Market failures, by the way, should not be confused with moral failures, which can be rectified if we only do the right things as individuals. Your dedication to recycling won’t make the planet notice. The response needs to be collective, and it needs to be guided by someone outside the system looking in: economists.

Economists’ regulatory responses, by their very nature, will often stick closely to market principles. Shoppers don’t consider the full life-cycle implications when they get a free plastic bag at the checkout counter, nor should they. But the answer isn’t to ban disposable bags altogether. The answer is to charge a tiny “PlasTax,” which decreased plastic bag use in Ireland by over 90 percent or a billion bags a year. A similar fee is already doing wonders in Washington, DC. The same principle goes for reining in pollution from airplane travel or most anything else, for that matter: Don’t limit choice, enable consumers to make the right choices without even thinking about them.

But, just as there are pitfalls for business, there are traps for economists as well.

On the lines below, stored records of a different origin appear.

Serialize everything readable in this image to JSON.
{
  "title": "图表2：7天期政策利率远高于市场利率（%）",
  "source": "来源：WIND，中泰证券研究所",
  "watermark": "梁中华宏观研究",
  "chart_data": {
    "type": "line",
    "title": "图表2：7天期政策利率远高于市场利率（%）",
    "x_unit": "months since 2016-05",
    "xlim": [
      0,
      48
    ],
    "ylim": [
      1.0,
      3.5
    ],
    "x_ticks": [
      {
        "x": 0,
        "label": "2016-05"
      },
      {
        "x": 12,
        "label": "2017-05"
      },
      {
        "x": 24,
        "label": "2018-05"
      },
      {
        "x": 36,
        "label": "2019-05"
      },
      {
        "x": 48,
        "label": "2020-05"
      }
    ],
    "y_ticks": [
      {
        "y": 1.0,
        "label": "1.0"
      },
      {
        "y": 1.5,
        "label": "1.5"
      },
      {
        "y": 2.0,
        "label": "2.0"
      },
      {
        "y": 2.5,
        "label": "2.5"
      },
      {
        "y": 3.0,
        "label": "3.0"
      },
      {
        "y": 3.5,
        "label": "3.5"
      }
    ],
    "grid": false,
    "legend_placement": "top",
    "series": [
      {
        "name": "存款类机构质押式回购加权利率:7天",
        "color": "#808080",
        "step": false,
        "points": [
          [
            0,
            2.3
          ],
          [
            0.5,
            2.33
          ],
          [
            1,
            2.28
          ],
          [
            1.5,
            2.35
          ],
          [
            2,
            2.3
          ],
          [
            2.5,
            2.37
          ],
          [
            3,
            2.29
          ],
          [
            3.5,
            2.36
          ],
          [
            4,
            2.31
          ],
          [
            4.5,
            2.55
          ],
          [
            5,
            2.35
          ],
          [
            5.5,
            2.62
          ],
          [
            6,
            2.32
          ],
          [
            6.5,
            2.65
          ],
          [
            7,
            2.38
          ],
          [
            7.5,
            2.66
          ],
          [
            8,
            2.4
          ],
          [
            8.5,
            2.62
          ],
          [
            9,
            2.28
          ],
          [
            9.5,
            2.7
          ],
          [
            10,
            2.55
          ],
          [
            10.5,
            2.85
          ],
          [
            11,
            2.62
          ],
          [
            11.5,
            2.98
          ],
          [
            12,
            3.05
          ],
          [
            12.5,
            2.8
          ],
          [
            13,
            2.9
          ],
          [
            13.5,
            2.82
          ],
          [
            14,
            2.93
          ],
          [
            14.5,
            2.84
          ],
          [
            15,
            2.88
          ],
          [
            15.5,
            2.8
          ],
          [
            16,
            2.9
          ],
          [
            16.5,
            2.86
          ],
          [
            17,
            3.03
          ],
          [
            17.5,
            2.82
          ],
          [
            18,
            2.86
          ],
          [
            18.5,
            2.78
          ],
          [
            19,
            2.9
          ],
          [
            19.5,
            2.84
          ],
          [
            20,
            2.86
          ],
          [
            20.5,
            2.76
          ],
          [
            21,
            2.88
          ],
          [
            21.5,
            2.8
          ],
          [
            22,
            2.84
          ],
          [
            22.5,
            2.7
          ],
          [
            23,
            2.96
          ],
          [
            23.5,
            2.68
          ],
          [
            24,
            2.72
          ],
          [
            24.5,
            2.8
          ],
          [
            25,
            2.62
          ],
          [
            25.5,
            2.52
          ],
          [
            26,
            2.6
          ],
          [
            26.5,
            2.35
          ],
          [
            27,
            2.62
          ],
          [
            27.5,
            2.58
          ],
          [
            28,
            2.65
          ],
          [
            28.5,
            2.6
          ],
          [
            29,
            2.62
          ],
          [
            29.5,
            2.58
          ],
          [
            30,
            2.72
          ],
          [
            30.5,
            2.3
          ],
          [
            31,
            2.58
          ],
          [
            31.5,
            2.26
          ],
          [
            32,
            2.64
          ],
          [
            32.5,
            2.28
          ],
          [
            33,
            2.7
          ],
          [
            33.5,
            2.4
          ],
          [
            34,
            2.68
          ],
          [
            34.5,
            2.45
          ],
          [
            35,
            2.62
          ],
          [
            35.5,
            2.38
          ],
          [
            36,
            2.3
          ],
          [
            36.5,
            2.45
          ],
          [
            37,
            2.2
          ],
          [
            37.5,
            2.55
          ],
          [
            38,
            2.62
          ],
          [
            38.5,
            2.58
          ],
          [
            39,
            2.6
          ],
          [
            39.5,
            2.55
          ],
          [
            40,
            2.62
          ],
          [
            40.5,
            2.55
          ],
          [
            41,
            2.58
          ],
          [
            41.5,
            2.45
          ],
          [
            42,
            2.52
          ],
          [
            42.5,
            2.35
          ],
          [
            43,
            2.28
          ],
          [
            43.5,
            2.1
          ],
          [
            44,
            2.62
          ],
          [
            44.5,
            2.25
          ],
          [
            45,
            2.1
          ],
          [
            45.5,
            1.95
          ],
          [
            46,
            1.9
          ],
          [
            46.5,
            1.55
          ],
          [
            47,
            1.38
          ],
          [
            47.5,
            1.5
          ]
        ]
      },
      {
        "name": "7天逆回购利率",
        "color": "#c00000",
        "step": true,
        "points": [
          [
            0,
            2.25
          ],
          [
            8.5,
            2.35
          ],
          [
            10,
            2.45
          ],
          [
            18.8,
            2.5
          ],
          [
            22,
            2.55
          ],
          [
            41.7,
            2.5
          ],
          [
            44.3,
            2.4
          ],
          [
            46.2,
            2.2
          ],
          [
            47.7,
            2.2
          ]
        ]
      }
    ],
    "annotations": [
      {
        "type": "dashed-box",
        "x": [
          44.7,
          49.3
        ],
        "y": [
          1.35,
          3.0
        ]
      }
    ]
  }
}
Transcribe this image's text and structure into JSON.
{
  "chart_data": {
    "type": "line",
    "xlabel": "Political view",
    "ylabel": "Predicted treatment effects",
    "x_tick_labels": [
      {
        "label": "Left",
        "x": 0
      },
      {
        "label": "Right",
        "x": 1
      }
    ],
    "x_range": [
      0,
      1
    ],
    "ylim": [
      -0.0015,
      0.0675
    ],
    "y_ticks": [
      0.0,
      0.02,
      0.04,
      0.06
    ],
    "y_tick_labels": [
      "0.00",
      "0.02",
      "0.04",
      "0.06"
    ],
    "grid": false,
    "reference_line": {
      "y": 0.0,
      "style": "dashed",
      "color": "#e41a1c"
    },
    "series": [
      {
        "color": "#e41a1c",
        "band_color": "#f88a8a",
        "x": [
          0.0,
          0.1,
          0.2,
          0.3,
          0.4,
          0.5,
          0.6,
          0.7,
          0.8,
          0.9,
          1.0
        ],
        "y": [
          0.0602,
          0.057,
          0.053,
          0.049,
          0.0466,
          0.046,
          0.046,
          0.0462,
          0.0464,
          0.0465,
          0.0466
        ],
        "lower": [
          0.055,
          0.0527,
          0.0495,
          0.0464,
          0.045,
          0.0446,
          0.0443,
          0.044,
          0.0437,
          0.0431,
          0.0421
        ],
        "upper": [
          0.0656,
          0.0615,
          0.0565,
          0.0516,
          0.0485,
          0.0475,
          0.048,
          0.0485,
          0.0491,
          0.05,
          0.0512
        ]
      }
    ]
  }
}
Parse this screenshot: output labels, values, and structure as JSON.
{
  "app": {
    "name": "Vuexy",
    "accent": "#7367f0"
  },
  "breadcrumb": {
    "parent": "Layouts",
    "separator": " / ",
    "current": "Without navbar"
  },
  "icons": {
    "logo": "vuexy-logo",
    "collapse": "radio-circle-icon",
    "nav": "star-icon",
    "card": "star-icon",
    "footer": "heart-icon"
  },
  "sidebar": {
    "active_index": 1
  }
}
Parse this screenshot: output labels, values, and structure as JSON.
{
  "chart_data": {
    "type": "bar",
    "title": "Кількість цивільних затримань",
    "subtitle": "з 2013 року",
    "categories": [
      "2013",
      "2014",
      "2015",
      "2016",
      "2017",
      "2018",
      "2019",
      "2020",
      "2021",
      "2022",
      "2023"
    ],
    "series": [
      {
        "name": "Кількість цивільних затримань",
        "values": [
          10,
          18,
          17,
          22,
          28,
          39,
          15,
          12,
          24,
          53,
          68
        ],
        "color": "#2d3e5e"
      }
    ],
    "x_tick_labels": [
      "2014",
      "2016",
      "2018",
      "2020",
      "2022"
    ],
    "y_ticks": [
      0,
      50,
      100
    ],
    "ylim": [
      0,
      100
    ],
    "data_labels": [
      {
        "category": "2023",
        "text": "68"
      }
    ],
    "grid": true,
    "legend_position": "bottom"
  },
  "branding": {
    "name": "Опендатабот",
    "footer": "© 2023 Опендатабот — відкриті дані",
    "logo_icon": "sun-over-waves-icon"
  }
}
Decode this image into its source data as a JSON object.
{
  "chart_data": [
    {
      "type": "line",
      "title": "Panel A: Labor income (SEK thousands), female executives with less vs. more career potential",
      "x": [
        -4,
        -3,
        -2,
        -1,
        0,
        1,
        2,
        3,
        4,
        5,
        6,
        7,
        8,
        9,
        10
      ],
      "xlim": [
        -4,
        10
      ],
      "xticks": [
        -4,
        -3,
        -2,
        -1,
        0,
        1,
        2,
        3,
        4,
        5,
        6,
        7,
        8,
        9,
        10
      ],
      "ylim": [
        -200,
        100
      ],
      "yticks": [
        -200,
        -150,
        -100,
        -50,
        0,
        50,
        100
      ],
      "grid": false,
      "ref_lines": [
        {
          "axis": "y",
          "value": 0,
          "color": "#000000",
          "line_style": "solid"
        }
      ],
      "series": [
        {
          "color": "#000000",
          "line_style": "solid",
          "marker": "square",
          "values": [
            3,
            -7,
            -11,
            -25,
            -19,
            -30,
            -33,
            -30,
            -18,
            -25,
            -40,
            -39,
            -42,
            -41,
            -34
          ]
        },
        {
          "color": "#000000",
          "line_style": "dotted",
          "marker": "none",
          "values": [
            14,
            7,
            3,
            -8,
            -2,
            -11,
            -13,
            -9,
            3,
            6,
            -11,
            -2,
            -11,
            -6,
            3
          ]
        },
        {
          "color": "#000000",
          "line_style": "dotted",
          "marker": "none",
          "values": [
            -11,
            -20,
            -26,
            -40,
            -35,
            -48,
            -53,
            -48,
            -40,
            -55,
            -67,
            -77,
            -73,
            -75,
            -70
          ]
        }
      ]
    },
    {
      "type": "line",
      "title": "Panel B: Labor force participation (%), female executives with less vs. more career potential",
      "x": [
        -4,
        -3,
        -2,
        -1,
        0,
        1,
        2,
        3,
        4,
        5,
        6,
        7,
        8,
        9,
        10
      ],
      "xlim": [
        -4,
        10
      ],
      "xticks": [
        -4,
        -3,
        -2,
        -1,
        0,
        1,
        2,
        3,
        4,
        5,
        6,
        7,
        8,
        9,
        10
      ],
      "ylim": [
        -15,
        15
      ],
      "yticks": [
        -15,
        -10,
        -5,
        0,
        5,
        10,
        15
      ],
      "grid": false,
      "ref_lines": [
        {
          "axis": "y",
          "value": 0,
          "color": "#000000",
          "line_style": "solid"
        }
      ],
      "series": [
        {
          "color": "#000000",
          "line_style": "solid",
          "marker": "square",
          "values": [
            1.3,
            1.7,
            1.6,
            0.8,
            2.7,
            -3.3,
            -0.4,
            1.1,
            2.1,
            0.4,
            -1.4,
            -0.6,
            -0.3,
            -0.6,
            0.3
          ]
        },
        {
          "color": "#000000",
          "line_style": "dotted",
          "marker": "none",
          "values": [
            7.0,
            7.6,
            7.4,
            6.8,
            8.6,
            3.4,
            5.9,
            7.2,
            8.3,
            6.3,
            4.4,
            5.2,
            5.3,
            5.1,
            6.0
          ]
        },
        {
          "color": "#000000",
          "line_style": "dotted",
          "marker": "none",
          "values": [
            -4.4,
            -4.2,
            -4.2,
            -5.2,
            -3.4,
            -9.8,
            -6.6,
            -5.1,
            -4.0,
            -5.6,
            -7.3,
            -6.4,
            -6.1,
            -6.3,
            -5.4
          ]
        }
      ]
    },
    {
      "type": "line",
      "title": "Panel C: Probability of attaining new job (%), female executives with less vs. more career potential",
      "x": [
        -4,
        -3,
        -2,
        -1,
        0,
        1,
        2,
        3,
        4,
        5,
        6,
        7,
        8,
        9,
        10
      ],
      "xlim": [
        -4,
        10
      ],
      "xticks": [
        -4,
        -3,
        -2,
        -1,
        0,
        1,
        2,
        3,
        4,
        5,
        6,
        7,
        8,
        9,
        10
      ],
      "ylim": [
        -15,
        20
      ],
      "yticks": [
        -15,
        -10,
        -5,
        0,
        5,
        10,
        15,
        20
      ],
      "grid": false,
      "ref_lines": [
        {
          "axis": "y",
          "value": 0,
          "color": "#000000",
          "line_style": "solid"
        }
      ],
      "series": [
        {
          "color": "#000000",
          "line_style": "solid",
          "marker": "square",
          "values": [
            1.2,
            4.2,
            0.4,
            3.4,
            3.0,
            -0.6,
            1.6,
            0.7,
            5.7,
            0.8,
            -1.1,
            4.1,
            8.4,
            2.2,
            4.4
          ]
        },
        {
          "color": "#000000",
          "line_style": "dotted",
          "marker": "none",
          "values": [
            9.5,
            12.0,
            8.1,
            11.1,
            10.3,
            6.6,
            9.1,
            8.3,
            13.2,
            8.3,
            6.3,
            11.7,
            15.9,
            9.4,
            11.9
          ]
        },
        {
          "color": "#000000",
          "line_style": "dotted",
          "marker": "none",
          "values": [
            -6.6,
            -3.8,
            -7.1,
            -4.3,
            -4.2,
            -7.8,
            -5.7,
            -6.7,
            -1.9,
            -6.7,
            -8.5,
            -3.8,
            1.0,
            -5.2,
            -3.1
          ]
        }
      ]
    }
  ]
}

Goldman Sachs has canceled campus recruiting events because of protests. That might have been a symbolic victory for student offshoots of Occupy Wall Street, but it has little to do with changing the system. Occupy Harvard’s organized walkout of Mankiw’s economics class is more consequential. I disagree with the method if not the sentiment. Economists ought to be more humble in what we know and how we teach it.

Still, “economics is organized common sense,” as Tom Sargent, this year’s winner of the Nobel Prize, remembers Jerry Kenley, the teaching assistant who inspired him to take up economics, saying. Kenley is right. If there is anything we need right now to guide our economy and the planet out of this dual malaise, it’s more common sense.